A reportagem da Folha esteve no bairro no mês passado e constatou o descarte de lixo em uma travessa de terra, entre os jardins Interlagos e Morumbi, próximo a um ferro-velho. Na ocasião, o diretor operacional da companhia, João Verçosa, garantiu a limpeza do local e admitiu a dificuldade para localizar os autores do despejo.
De volta ao terreno, ontem, a reportagem verificou a presença de lixo orgânico, pneus, vidros, tubos de TV, animais mortos e até frascos de medicamentos como Telebrix, um constraste à base de iodo, e Profol, um suplemento vitamínico. ''Moro na região há 26 anos e sei que isso acontece há pelo menos 10'', contou o mecânico Cláudio Gomes da Silva. ''Já vi a CMTU limpar o terreno, mas não adianta. Limpam de manhã e à tarde tem gente de carroça, carro ou caminhonetes de empresas jogando lixo de novo'', descreveu a diarista Elizabete de Oliveira.

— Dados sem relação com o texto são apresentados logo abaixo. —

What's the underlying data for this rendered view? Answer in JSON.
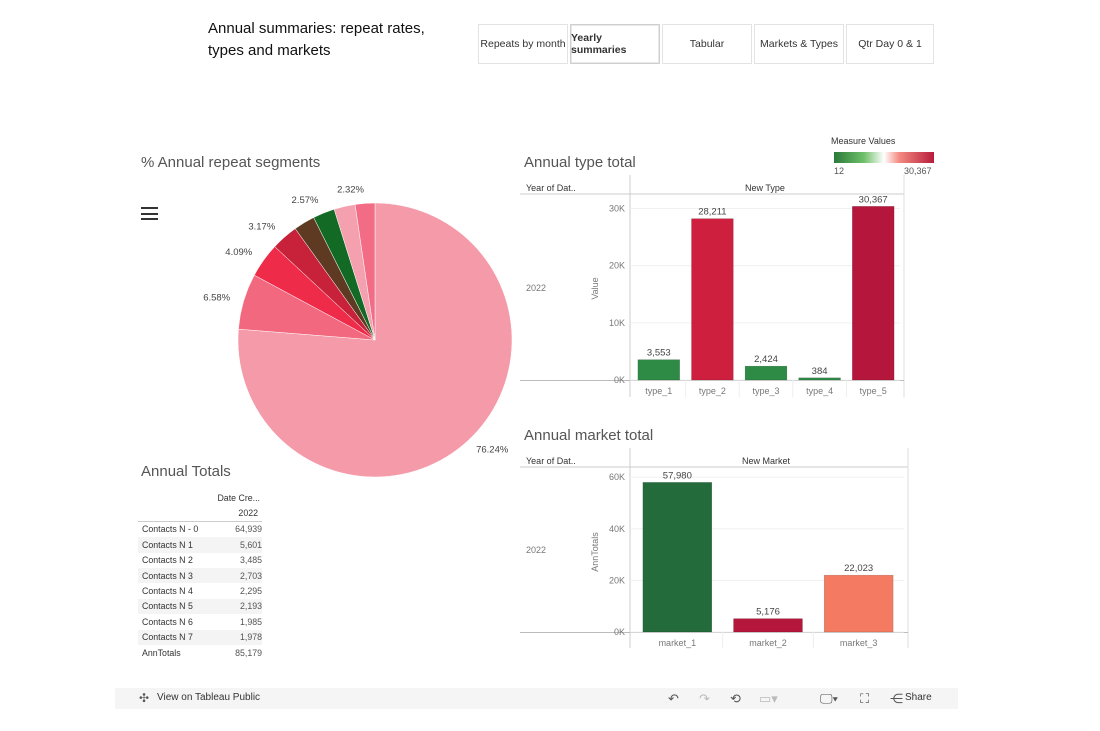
{
  "dashboard": {
    "title": "Annual summaries: repeat rates, types and markets"
  },
  "tabs": [
    {
      "label": "Repeats by month"
    },
    {
      "label": "Yearly summaries"
    },
    {
      "label": "Tabular"
    },
    {
      "label": "Markets & Types"
    },
    {
      "label": "Qtr Day 0 & 1"
    }
  ],
  "pie": {
    "title": "% Annual repeat segments",
    "labels": [
      "76.24%",
      "6.58%",
      "4.09%",
      "3.17%",
      "2.57%",
      "2.32%"
    ]
  },
  "legend": {
    "title": "Measure Values",
    "min": "12",
    "max": "30,367"
  },
  "type_chart": {
    "title": "Annual type total",
    "col_header_left": "Year of Dat..",
    "col_header_right": "New Type",
    "row_label": "2022",
    "axis_label": "Value",
    "ticks": [
      "30K",
      "20K",
      "10K",
      "0K"
    ]
  },
  "market_chart": {
    "title": "Annual market total",
    "col_header_left": "Year of Dat..",
    "col_header_right": "New Market",
    "row_label": "2022",
    "axis_label": "AnnTotals",
    "ticks": [
      "60K",
      "40K",
      "20K",
      "0K"
    ]
  },
  "totals": {
    "title": "Annual Totals",
    "col_header": "Date Cre...",
    "year": "2022",
    "rows": [
      {
        "label": "Contacts N - 0",
        "value": "64,939"
      },
      {
        "label": "Contacts N 1",
        "value": "5,601"
      },
      {
        "label": "Contacts N 2",
        "value": "3,485"
      },
      {
        "label": "Contacts N 3",
        "value": "2,703"
      },
      {
        "label": "Contacts N 4",
        "value": "2,295"
      },
      {
        "label": "Contacts N 5",
        "value": "2,193"
      },
      {
        "label": "Contacts N 6",
        "value": "1,985"
      },
      {
        "label": "Contacts N 7",
        "value": "1,978"
      },
      {
        "label": "AnnTotals",
        "value": "85,179"
      }
    ]
  },
  "footer": {
    "view_label": "View on Tableau Public",
    "share_label": "Share"
  },
  "chart_data": [
    {
      "type": "pie",
      "title": "% Annual repeat segments",
      "slices": [
        {
          "label": "76.24%",
          "value": 76.24,
          "color": "#f49aa8"
        },
        {
          "label": "6.58%",
          "value": 6.58,
          "color": "#f2687e"
        },
        {
          "label": "4.09%",
          "value": 4.09,
          "color": "#ef2b4a"
        },
        {
          "label": "3.17%",
          "value": 3.17,
          "color": "#c8213a"
        },
        {
          "label": "",
          "value": 2.5,
          "color": "#5e3a22"
        },
        {
          "label": "2.57%",
          "value": 2.57,
          "color": "#126a25"
        },
        {
          "label": "",
          "value": 2.5,
          "color": "#f4a0ae"
        },
        {
          "label": "2.32%",
          "value": 2.32,
          "color": "#f36c85"
        }
      ]
    },
    {
      "type": "bar",
      "title": "Annual type total",
      "categories": [
        "type_1",
        "type_2",
        "type_3",
        "type_4",
        "type_5"
      ],
      "values": [
        3553,
        28211,
        2424,
        384,
        30367
      ],
      "value_labels": [
        "3,553",
        "28,211",
        "2,424",
        "384",
        "30,367"
      ],
      "colors": [
        "#2e8b46",
        "#cf1f3e",
        "#2e8b46",
        "#2e8b46",
        "#b5163b"
      ],
      "ylabel": "Value",
      "ylim": [
        0,
        32000
      ]
    },
    {
      "type": "bar",
      "title": "Annual market total",
      "categories": [
        "market_1",
        "market_2",
        "market_3"
      ],
      "values": [
        57980,
        5176,
        22023
      ],
      "value_labels": [
        "57,980",
        "5,176",
        "22,023"
      ],
      "colors": [
        "#236b3a",
        "#b5163b",
        "#f47b61"
      ],
      "ylabel": "AnnTotals",
      "ylim": [
        0,
        62000
      ]
    }
  ]
}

''Qualquer deposição de lixo feita em locais inadequados é considerado crime ambiental, passível de penalidade'', disse o chefe regional do Instituto Ambiental do Paraná (IAP), Ney Paulo. ''Sendo empresas, avaliamos o potencial econômico e aplicamos uma multa. Se for uma pessoa, como um carroceiro, ele pode ser obrigado a prestar serviços ambientais à comunidade'', completou.
Segundo Verçosa, alguns carroceiros são os principais suspeitos da deposição. ''Parte destes profissionais fazem a cata de lixo e depois de separar o que lhes interessa, jogam o restante em qualquer lugar. Se identificarmos os autores, vamos encaminhar uma denúncia formal à promotoria do Meio Ambiente'', afirmou, ressaltando que os laboratórios responsáveis pelos medicamentos também poderão ser responsabilizados. ''Eles não podem permitir o transporte deste tipo de lixo por qualquer pessoa'', explicou.
Verçosa estuda também a possibilidade de sugerir à secretaria de Obras o fechamento da travessa. ''Se não conseguirmos localizar os responsáveis, acredito que a única solução é o fechamento da via'', resumiu.